CHARLES V. BAGLI and JANNY SCOTT -- New York Times
Aug. 20, 2006 -- Metropolitan Life is putting Stuyvesant Town and Peter Cooper Village -- a stretch of 110 apartment buildings along the East River -- on the auction block.
With a target price of nearly $5 billion, the sale would be the biggest deal for a single American property in modern times. It would undoubtedly transform what has been an affordable, leafy redoubt for generations of Manhattan’s middle class: teachers and nurses, firefighters and police officers, office clerks and construction workers.
MetLife, one of the largest life insurers in North America, said in July that it might sell the two complexes, which it built nearly 60 years ago with government help.

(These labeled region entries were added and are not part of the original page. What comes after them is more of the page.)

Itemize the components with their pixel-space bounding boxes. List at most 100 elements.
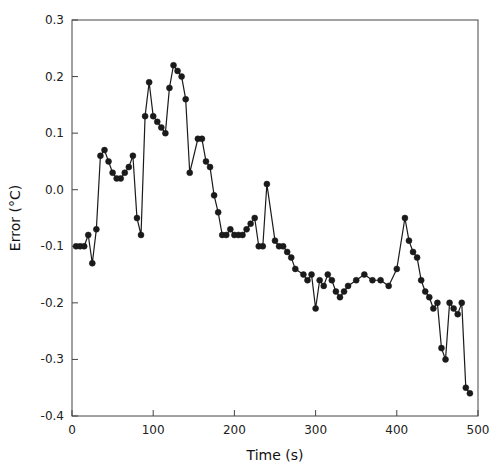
data-point [154,119,160,125]
data-point [134,215,140,221]
data-point [313,306,319,312]
data-line [76,65,470,393]
data-point [89,260,95,266]
y-tick [72,416,78,417]
data-point [467,390,473,396]
x-tick [72,410,73,416]
data-point [110,170,116,176]
x-tick [478,410,479,416]
y-tick-label: 0.3 [45,13,64,27]
data-point [345,283,351,289]
data-point [106,158,112,164]
data-point [97,153,103,159]
x-tick [153,410,154,416]
data-point [288,255,294,261]
data-point [207,164,213,170]
data-point [138,232,144,238]
data-point [447,300,453,306]
data-point [171,62,177,68]
data-point [158,124,164,130]
data-point [402,215,408,221]
data-point [223,232,229,238]
y-tick-label: -0.2 [41,296,64,310]
data-point [215,209,221,215]
data-point [272,238,278,244]
data-point [187,170,193,176]
data-point [118,175,124,181]
y-tick-label: 0.0 [45,183,64,197]
chart: 0 100 200 300 400 500 -0.4 -0.3 -0.2 -0.1 0.0 0.1 0.… [0,0,500,476]
y-tick [72,76,78,77]
y-tick [72,189,78,190]
data-point [426,294,432,300]
data-point [264,181,270,187]
data-point [130,153,136,159]
y-tick-label: 0.1 [45,126,64,140]
data-point [418,277,424,283]
data-point [386,283,392,289]
y-tick [72,359,78,360]
data-point [451,306,457,312]
y-axis-label: Error (°C) [7,185,23,251]
x-tick-label: 500 [467,423,490,437]
data-point [353,277,359,283]
data-point [317,277,323,283]
data-point [304,277,310,283]
data-point [162,130,168,136]
y-tick [72,302,78,303]
data-point [459,300,465,306]
data-point [284,249,290,255]
data-point [325,272,331,278]
data-point [455,311,461,317]
data-point [438,345,444,351]
y-tick [72,133,78,134]
data-point [463,385,469,391]
data-point [248,221,254,227]
data-point [422,289,428,295]
data-point [300,272,306,278]
data-point [394,266,400,272]
data-point [166,85,172,91]
data-point [260,243,266,249]
data-point [329,277,335,283]
data-point [203,158,209,164]
x-tick-label: 400 [385,423,408,437]
data-point [378,277,384,283]
plot-frame [72,20,478,416]
y-tick-label: -0.3 [41,352,64,366]
data-point [292,266,298,272]
data-point [361,272,367,278]
y-tick-label: -0.1 [41,239,64,253]
data-point [175,68,181,74]
data-point [369,277,375,283]
data-point [252,215,258,221]
x-tick [396,410,397,416]
data-point [430,306,436,312]
data-point [406,238,412,244]
y-tick-label: 0.2 [45,70,64,84]
data-point [183,96,189,102]
y-tick [72,20,78,21]
data-point [341,289,347,295]
x-tick-label: 200 [223,423,246,437]
data-point [414,255,420,261]
data-point [93,226,99,232]
data-point [81,243,87,249]
x-tick [234,410,235,416]
data-point [434,300,440,306]
data-point [126,164,132,170]
x-axis-label: Time (s) [246,447,304,463]
x-tick-label: 100 [142,423,165,437]
data-point [309,272,315,278]
data-point [240,232,246,238]
y-tick-label: -0.4 [41,409,64,423]
data-point [337,294,343,300]
x-tick-label: 0 [68,423,76,437]
data-point [333,289,339,295]
data-point [122,170,128,176]
data-point [199,136,205,142]
plot-area [73,62,473,396]
data-point [142,113,148,119]
x-tick [315,410,316,416]
x-tick-label: 300 [304,423,327,437]
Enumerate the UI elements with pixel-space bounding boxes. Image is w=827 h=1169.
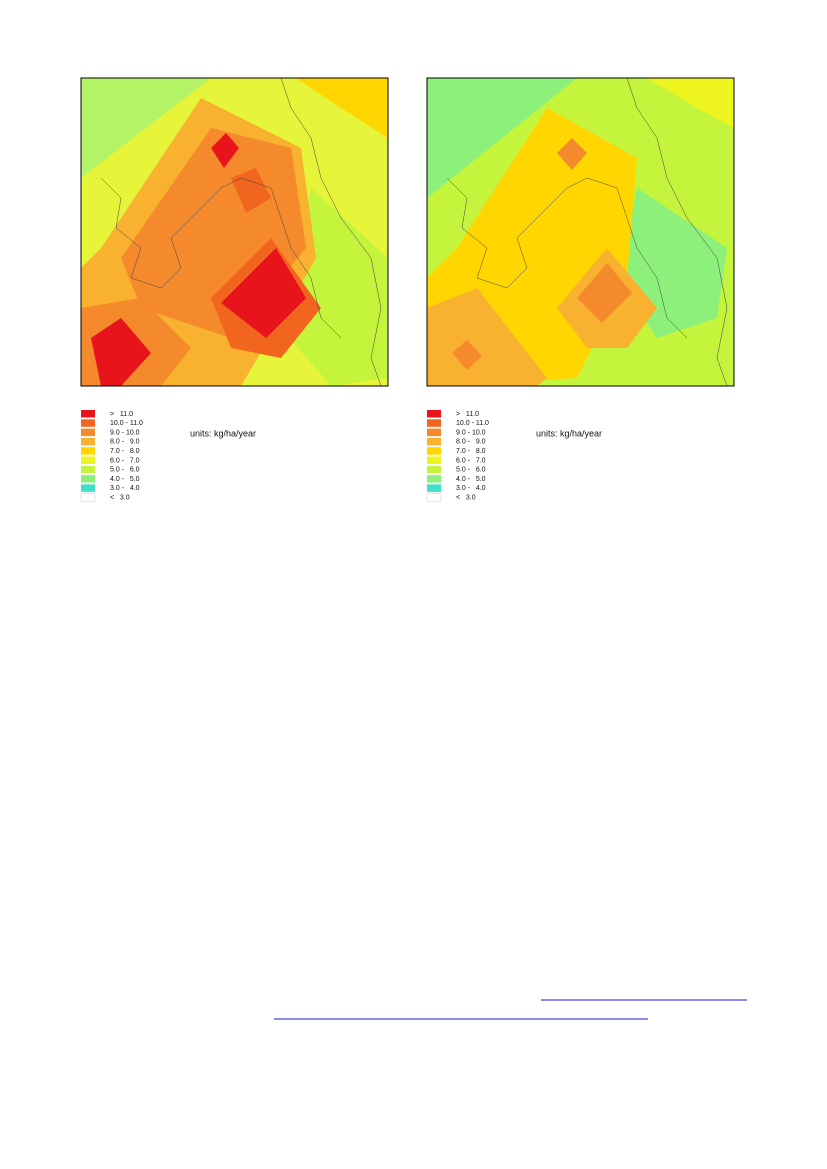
legend-label: 9.0 - 10.0: [456, 429, 486, 436]
legend-swatch: [427, 428, 441, 437]
legend-swatch: [81, 456, 95, 464]
legend-swatch: [80, 493, 96, 502]
legend-label: 8.0 - 9.0: [110, 439, 140, 446]
legend-swatch: [81, 428, 95, 437]
units-label: units: kg/ha/year: [190, 428, 256, 438]
legend-swatch: [81, 465, 95, 474]
legend-label: 8.0 - 9.0: [456, 439, 486, 446]
legend-swatch: [427, 419, 441, 427]
legend-label: 9.0 - 10.0: [110, 429, 140, 436]
legend-swatch: [81, 419, 95, 427]
units-label: units: kg/ha/year: [536, 428, 602, 438]
legend-label: > 11.0: [456, 411, 479, 418]
legend-swatch: [427, 437, 441, 446]
legend-swatch: [427, 475, 441, 483]
legend-label: > 11.0: [110, 411, 133, 418]
legend-label: 6.0 - 7.0: [110, 457, 140, 464]
legend-label: 7.0 - 8.0: [456, 448, 486, 455]
legend-swatch: [81, 410, 95, 418]
legend-swatch: [81, 437, 95, 446]
legend-swatch: [427, 410, 441, 418]
legend-label: 3.0 - 4.0: [110, 485, 140, 492]
legend-label: 4.0 - 5.0: [110, 476, 140, 483]
map-left: [80, 77, 389, 387]
legend-label: 10.0 - 11.0: [456, 420, 489, 427]
legend-label: < 3.0: [456, 495, 476, 502]
legend-label: 4.0 - 5.0: [456, 476, 486, 483]
legend-swatch: [427, 484, 441, 492]
legend-label: 7.0 - 8.0: [110, 448, 140, 455]
legend-label: < 3.0: [110, 495, 130, 502]
map-right: [426, 77, 735, 387]
legend-label: 5.0 - 6.0: [456, 467, 486, 474]
legend-swatch: [81, 447, 95, 455]
legend-label: 3.0 - 4.0: [456, 485, 486, 492]
legend-swatch: [426, 493, 442, 502]
legend-swatch: [81, 475, 95, 483]
legend-swatch: [427, 447, 441, 455]
legend-swatch: [427, 465, 441, 474]
legends: > 11.0 10.0 - 11.0 9.0 - 10.0 8.0 - 9.0 7.0 …: [80, 410, 602, 502]
legend-swatch: [427, 456, 441, 464]
legend-swatch: [81, 484, 95, 492]
legend-label: 6.0 - 7.0: [456, 457, 486, 464]
legend-label: 5.0 - 6.0: [110, 467, 140, 474]
legend-label: 10.0 - 11.0: [110, 420, 143, 427]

It has hired a broker, who started registering bidders last week for the 80-acre property along First Avenue between 14th and 23rd Streets.
Behind the scenes, the sale has already drawn interest from dozens of prospective buyers, including New York’s top real estate families, pension funds, international investment banks and investors from Dubai, according to real estate executives, even though the marketing book will not be released to bidders until next week.
The deal is likely to lead to profound changes for many of the 25,000 residents of the two complexes, where two-thirds of the apartments have regulated rents at roughly half the market rate. Any new owner paying the equivalent of $450,000 per apartment is going to be eager to create a money-making luxury enclave, real estate executives say.